The Recreational Vehicle Industry Association (RVIA) was successful in exempting RVs from a New Jersey bill titled the “Motor Vehicle Owners Right to Repair Act” that was patterned after similar legislation passed in Massachusetts last year.

According to a press release, the bill, now moving through legislative process, requires motor vehicle manufacturers to provide motor vehicle owners and independent repair shops with access to the same repair information and tools given to automotive dealer repair facilities.

Under the legislation’s provision, a manufacturer of motor vehicles sold in the state must make available for purchase the same diagnostic and repair information, including repair technical updates, provided to its dealers, to owners and independent repair facilities for motor vehicles model year 2002 and newer. Also, a violation would be an unlawful practice, which under the Consumer Fraud Act is punishable by a monetary penalty of not more than $10,000 for a first offense and not more than $20,000 for any subsequent offense.

RVIA was also successful in exempting RVs from the Massachusetts Right to Repair legislation that was passed in December 2013 after a lengthy and circuitous process. The association sought the RV exemption in Massachusetts because the bill required motor vehicle manufacturers to use an out dated SAE standard for on-board diagnostics. The penalty for non-compliance was severe – a prohibition on selling vehicles in Massachusetts commencing with the 2018 model year.

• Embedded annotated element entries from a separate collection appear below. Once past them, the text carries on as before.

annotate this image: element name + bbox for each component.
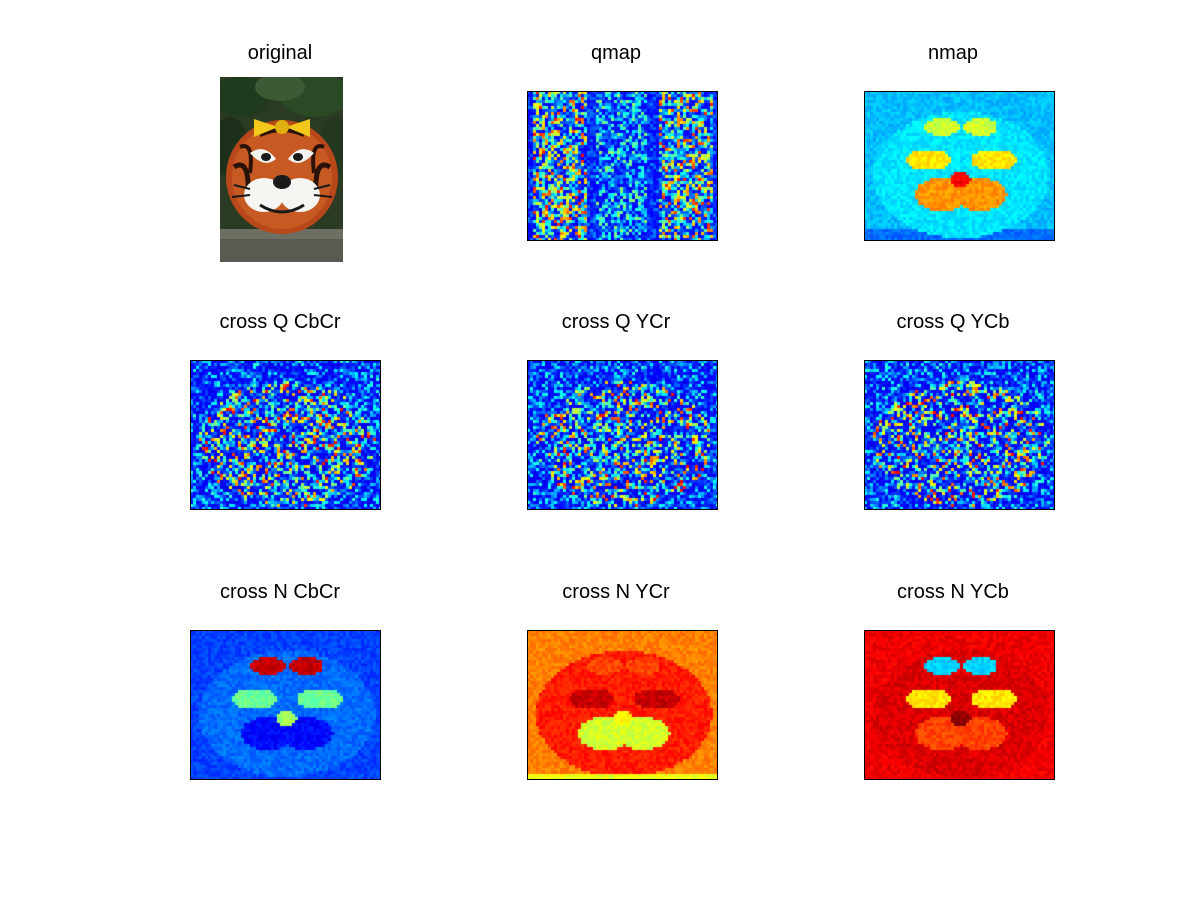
panel-title-cross-q-ycr: cross Q YCr [561, 311, 671, 333]
panel-title-cross-q-ycb: cross Q YCb [896, 311, 1010, 333]
panel-title-cross-q-cbcr: cross Q CbCr [219, 311, 341, 333]
panel-title-qmap: qmap [590, 42, 642, 64]
panel-title-cross-n-ycb: cross N YCb [897, 581, 1009, 603]
heatmap-cross-q-ycb [864, 360, 1055, 510]
photo-original [220, 77, 343, 262]
panel-title-cross-n-ycr: cross N YCr [562, 581, 670, 603]
heatmap-cross-n-cbcr [190, 630, 381, 780]
heatmap-cross-q-cbcr [190, 360, 381, 510]
heatmap-cross-n-ycr [527, 630, 718, 780]
heatmap-nmap [864, 91, 1055, 241]
panel-title-cross-n-cbcr: cross N CbCr [219, 581, 340, 603]
panel-title-original: original [247, 42, 313, 64]
heatmap-cross-n-ycb [864, 630, 1055, 780]
panel-title-nmap: nmap [927, 42, 979, 64]
heatmap-cross-q-ycr [527, 360, 718, 510]
heatmap-qmap [527, 91, 718, 241]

A similar proposal in Maine is also under consideration. The Maine legislature was waiting to see how Massachusetts handled their “Right to Repair” bill before proceeding. At this time, no action is scheduled.

“RVIA works to exempt RVs from right-to-repair legislation because these initiatives are aimed at the automobile and light truck markets and have provisions that the RV industry is simply not able to comply with because of the differences in the vehicles and the industries,” said RVIA’s Jay Landers, senior director of government affairs.